Leía a Neruda sentada en el parqué, envuelta en una manta, recostada sobre un cojín,
con las piernas flexionadas para apoyar la vieja edición del libro en sus
muslos y poder refugiar la mano tras pasar de página.
Bajo las ropas, jugueteaba con un cabo de lana suelto
procedente de unos gruesos calcetines que fueron su regalo un par de navidades
atrás. Al lado, en el suelo, el envoltorio de una tableta de chocolate puro de
la que solo quedaban algunas virutas esperaba a ser arrugada y lanzada a la
basura, donde yacía una botella de vino sin contenido. De fondo, Silvio Rodríguez hablaba,
bajito, de dos amantes.
Era uno de esos fríos días de invierno en los que hubiese
preferido no despertarse. A veces soñaba con hibernar, como los osos, para que
los días grises no nublaran también su ánimo.

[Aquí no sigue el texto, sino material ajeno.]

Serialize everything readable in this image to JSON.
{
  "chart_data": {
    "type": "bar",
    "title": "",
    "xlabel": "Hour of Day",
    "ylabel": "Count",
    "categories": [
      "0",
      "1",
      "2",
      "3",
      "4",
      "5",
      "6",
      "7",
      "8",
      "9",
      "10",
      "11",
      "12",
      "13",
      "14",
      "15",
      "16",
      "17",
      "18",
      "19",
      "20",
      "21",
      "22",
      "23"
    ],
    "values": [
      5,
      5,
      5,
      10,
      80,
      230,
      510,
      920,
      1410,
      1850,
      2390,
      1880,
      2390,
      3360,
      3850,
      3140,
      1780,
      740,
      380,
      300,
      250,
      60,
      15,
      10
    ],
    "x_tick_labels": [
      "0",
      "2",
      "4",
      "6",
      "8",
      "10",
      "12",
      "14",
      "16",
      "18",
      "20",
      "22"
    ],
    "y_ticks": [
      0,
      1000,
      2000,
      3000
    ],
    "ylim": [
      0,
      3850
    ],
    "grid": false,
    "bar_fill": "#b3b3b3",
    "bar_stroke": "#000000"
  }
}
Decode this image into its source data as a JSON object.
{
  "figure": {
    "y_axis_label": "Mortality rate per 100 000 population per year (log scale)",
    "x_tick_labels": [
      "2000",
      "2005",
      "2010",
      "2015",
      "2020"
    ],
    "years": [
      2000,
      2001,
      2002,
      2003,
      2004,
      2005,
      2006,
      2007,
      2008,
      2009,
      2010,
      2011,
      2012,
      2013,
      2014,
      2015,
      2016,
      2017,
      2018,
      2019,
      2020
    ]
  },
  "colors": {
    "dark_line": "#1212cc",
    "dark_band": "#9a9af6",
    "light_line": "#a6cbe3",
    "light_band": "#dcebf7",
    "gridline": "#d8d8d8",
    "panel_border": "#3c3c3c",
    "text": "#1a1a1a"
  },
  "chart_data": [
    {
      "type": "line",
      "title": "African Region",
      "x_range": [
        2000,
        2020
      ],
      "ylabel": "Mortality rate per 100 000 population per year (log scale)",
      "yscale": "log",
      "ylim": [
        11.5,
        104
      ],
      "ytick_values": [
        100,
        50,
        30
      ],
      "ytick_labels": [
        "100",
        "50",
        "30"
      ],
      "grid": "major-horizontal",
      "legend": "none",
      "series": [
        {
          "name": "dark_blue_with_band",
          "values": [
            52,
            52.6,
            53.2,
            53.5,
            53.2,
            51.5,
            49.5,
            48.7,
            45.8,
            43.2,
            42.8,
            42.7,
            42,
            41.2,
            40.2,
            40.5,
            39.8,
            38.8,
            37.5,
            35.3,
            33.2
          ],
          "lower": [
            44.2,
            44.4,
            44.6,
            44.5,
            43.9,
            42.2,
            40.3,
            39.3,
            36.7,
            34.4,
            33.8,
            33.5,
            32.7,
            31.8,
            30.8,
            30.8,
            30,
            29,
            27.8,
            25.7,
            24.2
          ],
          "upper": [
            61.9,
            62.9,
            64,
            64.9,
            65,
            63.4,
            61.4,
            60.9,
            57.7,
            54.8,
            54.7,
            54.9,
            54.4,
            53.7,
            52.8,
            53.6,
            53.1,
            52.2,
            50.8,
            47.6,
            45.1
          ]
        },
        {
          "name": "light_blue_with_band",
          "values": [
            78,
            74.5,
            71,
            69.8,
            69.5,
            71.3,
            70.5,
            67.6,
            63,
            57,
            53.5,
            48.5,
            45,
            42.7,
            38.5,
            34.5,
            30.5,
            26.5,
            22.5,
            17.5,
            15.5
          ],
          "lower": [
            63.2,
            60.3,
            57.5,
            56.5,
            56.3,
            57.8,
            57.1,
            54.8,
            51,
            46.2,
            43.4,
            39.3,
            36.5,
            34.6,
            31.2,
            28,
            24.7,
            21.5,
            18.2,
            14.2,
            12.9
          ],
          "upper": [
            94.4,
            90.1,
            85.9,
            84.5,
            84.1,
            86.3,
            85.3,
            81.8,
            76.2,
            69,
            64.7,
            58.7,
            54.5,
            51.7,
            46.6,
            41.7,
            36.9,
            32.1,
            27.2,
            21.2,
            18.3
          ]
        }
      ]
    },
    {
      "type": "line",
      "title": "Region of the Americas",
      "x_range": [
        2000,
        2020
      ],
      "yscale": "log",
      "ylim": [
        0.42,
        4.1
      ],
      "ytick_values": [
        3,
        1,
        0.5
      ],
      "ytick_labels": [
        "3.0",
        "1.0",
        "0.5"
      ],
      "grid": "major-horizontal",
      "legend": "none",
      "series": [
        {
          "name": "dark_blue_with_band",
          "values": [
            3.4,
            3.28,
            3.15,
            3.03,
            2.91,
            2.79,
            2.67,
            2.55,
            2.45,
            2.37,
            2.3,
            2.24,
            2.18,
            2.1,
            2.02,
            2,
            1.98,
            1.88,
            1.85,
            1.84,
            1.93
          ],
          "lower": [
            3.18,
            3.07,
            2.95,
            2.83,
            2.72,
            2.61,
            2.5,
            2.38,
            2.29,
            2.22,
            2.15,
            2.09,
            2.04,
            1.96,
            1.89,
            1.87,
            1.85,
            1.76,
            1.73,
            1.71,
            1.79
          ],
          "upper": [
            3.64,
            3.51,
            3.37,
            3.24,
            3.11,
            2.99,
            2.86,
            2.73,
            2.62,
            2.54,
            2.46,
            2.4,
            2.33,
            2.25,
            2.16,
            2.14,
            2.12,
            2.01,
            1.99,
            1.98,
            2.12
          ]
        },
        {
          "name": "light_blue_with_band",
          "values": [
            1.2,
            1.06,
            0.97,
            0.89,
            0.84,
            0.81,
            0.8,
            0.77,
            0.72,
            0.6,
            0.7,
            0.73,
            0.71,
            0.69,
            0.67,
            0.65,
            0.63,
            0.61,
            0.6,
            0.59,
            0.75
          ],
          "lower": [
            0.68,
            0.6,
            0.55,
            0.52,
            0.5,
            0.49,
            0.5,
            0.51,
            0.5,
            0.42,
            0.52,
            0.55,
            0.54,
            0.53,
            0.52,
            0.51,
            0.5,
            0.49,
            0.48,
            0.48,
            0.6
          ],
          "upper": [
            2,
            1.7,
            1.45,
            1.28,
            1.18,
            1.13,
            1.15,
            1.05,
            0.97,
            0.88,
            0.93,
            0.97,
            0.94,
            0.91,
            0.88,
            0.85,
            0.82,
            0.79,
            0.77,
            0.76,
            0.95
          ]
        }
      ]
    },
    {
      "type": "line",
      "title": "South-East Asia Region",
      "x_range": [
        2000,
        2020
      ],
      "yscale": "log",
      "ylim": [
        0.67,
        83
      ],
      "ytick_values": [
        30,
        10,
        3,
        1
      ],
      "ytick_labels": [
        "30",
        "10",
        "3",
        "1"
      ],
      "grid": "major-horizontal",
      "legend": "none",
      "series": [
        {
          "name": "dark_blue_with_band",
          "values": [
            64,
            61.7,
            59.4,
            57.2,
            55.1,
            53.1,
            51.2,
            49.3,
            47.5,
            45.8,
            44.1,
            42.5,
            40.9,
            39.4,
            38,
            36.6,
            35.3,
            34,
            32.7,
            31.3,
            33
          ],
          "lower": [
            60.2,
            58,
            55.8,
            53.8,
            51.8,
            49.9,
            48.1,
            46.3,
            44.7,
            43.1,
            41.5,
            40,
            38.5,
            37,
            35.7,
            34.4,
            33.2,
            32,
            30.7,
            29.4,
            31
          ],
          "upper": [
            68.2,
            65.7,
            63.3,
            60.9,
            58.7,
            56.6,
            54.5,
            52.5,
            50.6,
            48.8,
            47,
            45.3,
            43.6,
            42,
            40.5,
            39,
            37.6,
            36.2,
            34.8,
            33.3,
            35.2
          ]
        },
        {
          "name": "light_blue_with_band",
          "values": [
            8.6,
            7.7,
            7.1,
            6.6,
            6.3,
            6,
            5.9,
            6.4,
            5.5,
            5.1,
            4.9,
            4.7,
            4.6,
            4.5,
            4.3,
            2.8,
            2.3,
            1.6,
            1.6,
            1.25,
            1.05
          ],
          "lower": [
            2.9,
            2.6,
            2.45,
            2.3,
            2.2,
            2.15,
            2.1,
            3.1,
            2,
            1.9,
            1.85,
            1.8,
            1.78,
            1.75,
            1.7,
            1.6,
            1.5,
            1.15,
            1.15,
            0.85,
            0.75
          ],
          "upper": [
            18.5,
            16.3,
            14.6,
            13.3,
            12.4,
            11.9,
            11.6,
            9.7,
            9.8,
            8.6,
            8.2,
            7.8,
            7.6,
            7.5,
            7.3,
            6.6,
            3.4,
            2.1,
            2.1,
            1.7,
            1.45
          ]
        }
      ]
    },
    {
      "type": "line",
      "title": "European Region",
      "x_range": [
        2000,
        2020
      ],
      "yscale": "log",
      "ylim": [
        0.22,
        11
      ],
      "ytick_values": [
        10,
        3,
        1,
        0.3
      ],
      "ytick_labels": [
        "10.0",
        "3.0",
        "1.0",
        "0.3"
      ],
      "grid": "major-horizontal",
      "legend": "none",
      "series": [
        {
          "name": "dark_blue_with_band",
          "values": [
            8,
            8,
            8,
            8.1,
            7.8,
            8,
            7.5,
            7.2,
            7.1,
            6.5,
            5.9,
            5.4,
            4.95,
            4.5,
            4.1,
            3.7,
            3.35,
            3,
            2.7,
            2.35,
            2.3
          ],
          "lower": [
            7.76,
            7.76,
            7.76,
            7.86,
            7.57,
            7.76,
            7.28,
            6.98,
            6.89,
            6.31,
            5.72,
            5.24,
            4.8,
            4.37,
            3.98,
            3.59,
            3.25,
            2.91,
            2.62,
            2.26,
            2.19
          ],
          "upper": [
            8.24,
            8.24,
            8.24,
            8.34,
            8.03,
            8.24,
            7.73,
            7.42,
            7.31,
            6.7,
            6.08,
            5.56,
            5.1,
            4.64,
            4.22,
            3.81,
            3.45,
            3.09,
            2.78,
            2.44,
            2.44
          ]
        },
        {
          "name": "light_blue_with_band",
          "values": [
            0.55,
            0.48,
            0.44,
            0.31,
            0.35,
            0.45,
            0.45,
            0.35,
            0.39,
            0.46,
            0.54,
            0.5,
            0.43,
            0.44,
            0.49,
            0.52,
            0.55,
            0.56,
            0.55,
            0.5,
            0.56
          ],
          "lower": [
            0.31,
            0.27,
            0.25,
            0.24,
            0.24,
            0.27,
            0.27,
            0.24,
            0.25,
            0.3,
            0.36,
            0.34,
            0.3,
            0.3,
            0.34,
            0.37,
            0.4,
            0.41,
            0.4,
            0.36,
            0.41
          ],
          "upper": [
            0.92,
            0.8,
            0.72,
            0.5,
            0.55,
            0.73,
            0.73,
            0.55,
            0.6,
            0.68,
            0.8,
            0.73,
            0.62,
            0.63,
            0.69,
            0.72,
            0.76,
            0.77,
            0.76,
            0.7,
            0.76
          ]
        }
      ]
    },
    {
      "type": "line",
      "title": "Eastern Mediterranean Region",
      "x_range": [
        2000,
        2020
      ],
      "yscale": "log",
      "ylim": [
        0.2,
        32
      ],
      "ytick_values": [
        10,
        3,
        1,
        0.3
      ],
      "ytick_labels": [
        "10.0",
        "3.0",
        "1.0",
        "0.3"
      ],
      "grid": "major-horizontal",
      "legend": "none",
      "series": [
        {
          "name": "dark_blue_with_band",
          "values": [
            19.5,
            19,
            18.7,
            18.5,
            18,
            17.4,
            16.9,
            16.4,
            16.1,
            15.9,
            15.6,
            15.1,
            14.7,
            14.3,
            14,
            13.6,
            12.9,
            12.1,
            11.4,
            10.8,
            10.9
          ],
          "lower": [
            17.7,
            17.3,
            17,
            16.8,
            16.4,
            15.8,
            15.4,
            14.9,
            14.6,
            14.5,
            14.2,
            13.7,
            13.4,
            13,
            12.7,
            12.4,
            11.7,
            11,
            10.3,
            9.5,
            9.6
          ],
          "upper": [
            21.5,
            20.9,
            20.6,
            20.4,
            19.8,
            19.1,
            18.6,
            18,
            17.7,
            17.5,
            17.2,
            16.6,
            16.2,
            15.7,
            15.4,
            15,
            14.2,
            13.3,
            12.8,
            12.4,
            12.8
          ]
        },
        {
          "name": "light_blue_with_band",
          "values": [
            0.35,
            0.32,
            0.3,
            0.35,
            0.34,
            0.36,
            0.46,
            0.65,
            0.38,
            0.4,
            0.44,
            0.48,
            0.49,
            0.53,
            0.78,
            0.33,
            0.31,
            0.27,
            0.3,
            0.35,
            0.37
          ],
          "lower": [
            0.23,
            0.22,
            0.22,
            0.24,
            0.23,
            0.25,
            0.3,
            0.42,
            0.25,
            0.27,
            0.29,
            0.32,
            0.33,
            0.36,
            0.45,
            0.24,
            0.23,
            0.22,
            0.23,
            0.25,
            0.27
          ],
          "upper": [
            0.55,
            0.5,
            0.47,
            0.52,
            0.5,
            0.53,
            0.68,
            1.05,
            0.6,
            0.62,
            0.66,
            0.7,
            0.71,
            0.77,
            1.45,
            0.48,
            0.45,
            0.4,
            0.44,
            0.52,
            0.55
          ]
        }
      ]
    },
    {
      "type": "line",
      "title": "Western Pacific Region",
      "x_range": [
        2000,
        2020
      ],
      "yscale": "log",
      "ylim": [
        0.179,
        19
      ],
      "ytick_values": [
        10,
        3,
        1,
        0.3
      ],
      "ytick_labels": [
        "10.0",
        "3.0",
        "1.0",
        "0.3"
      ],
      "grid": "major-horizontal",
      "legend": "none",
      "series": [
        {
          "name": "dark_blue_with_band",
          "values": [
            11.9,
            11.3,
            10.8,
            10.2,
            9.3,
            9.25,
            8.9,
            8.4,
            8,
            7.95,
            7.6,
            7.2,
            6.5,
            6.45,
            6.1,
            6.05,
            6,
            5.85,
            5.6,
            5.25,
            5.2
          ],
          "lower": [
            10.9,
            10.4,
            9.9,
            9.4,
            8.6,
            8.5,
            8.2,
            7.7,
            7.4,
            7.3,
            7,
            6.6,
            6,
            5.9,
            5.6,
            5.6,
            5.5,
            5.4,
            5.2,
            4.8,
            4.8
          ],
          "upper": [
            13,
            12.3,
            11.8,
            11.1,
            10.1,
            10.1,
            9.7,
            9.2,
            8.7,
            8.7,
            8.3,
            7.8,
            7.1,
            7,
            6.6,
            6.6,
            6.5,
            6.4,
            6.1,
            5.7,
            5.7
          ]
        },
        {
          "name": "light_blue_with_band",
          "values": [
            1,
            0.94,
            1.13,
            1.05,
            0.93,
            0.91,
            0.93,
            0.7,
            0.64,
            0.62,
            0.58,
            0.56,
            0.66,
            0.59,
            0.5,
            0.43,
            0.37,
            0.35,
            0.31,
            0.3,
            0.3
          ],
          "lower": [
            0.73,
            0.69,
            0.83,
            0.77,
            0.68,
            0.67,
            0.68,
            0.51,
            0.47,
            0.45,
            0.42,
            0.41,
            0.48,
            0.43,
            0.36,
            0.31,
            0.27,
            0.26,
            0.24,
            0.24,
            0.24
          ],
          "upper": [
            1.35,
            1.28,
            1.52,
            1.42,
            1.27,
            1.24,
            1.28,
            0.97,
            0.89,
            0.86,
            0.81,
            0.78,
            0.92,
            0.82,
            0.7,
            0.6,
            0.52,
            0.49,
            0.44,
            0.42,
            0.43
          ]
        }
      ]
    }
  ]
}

Leía tranquila, saboreando las palabras que ya se sabía de
memoria desde hacía algunos años. La encuadernación estaba muy desgastada y las
amarillentas páginas se hacían difíciles de separar. Había sido un regalo para
su madre, fruto de un amor que resultó ser pasajero y que ella había robado al
descubrir cuán profundo le llegaba ese tal Pablo. Con el tiempo, lo mantuvo
oculto y no confesó su delito. Tampoco su madre pareció darse cuenta de la
falta. Solía detenerse en la dedicatoria, escrita en letra muy larga y cursiva,
con un tono pasteloso que en nada se parecía a las páginas siguientes pero que
aún así le gustaba. Formaba parte de la obra, era su poema 21.
Esa tarde, eran las letras impresas de sus versos favoritos
las que tiritaban, aunque no tan azules ni tan lejos.